Ministro tem defendido o presidente no momento em que o Brasil atinge mais de 500 mil mortes por causa da covid-19Sérgio Lima/Poder360 – 5.mai.2021

O ministro Fábio Faria (Comunicações) rebateu em seu perfil no Twitter, no domingo (20.jun.2021), críticas que o governo recebeu no momento em que o Brasil atingiu  mais de 500 mil mortes por covid-19.

Para Faria, que ontem criticou manifestações pelo Brasil ter atingido a marca, há quem queira “dividir o Brasil” e “politizar a dor”.

 “Querem negar o investimento bilionário que o governo Bolsonaro tem feito em vacinas, insumos, oxigênio, leitos de UTI. Querem negar que este Governo foi o único responsável por cada uma das 660 milhões de vacinas compradas nesse país. Mais de 115 milhões de vacinas distribuídas”, afirmou.

Até o momento, o Ministério da Saúde desembolsou R$ 9 bilhões para aquisição de vacinas. Na lista, há pagamentos para os imunizantes da farmacêutica chinesa Sinovac, da britânica de Astrazeneca e da norte-americana Pfizer.

De acordo com Faria, não há 1 dia em que o presidente não cobre da sua equipe econômica investimentos para a retomada do emprego, para que as famílias não morram de fome.

“Querem dividir o Brasil, politizar a dor. Independentemente de partido, todos choramos a perda de amigos, familiares. Eu, inclusive”, afirmou.

Manifestação anterior

O ministro havia publicado no sábado (19.jun.2021) que políticos, artistas e jornalistas adotam tom de “quanto pior, melhor” para lamentar as mortes por covid-19 no Brasil. A declaração foi dada no dia em que o Brasil deve atingir a marca de 500.000 mortos pela doença.

“Nunca os verão comemorar os 86 milhões de doses aplicadas ou os 18 milhões de curados, porque o tom é sempre o do ‘quanto pior, melhor’. Infelizmente, eles torcem pelo vírus”, escreveu o chefe das Comunicações.

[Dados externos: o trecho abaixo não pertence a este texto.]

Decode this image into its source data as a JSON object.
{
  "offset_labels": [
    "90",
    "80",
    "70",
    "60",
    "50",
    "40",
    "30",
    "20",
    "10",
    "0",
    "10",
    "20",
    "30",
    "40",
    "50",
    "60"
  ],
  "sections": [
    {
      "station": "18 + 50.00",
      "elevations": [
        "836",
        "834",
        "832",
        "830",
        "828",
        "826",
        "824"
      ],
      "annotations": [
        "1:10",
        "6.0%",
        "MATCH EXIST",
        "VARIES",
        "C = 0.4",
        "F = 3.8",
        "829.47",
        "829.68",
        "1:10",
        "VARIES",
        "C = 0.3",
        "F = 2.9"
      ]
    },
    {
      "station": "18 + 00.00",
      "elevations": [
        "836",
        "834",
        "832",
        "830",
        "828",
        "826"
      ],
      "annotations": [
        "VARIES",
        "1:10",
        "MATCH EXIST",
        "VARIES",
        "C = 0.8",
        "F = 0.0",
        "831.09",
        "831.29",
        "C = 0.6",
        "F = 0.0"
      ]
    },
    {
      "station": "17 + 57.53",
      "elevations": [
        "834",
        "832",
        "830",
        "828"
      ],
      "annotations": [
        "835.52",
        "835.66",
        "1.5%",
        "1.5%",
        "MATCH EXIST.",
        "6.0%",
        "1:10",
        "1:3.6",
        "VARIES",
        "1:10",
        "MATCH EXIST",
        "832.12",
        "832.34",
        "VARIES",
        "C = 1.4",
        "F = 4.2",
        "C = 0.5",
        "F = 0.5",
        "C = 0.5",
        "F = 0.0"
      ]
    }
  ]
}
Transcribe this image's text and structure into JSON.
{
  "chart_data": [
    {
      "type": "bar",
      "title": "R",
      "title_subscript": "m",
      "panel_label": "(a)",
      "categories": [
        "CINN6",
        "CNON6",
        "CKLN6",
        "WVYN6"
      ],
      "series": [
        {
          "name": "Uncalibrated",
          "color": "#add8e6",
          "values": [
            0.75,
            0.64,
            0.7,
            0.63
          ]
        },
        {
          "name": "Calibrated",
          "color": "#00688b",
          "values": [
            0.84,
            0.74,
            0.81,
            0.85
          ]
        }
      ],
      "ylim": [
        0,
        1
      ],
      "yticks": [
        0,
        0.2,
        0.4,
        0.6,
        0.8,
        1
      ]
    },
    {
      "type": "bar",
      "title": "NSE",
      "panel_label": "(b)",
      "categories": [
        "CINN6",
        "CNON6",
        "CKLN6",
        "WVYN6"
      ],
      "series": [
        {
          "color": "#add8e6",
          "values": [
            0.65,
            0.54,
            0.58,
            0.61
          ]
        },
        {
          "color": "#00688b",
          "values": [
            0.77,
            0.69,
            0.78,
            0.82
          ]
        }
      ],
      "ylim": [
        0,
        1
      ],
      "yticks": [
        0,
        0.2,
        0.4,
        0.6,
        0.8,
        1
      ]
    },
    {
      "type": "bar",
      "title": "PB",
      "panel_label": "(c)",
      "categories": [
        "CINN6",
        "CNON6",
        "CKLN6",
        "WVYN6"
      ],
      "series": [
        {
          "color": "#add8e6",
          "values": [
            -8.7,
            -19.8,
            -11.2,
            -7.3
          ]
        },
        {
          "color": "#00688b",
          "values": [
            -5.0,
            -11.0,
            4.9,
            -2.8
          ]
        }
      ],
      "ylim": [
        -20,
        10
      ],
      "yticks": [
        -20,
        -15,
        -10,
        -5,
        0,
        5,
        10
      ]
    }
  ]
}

Mais tarde, quando já confirmado pelo Ministério da Saúde o dado de 500 mil mortes pelo coronavírus, Faria voltou a tweetar.

Escreveu “100 mil de mortes no estado de SP, silêncio sepulcral. Quando esses números dos estados se somam e se chega a um número nacional, estardalhaço.  Lembremos q os estados e municípios tinham e têm total autonomia nas medidas da covid. Perdi um tio no mês passado e vários amigos.”

Finalizou, relativizando a marca das 500 vidas perdidas e defendendo o presidente da República. “Mas nada disso importa, o que existe é uma tentativa coordenada de colocar tudo na conta do Bolsonaro e minimizar todo o trabalho e os esforços do governo federal para o combate da pandemia”.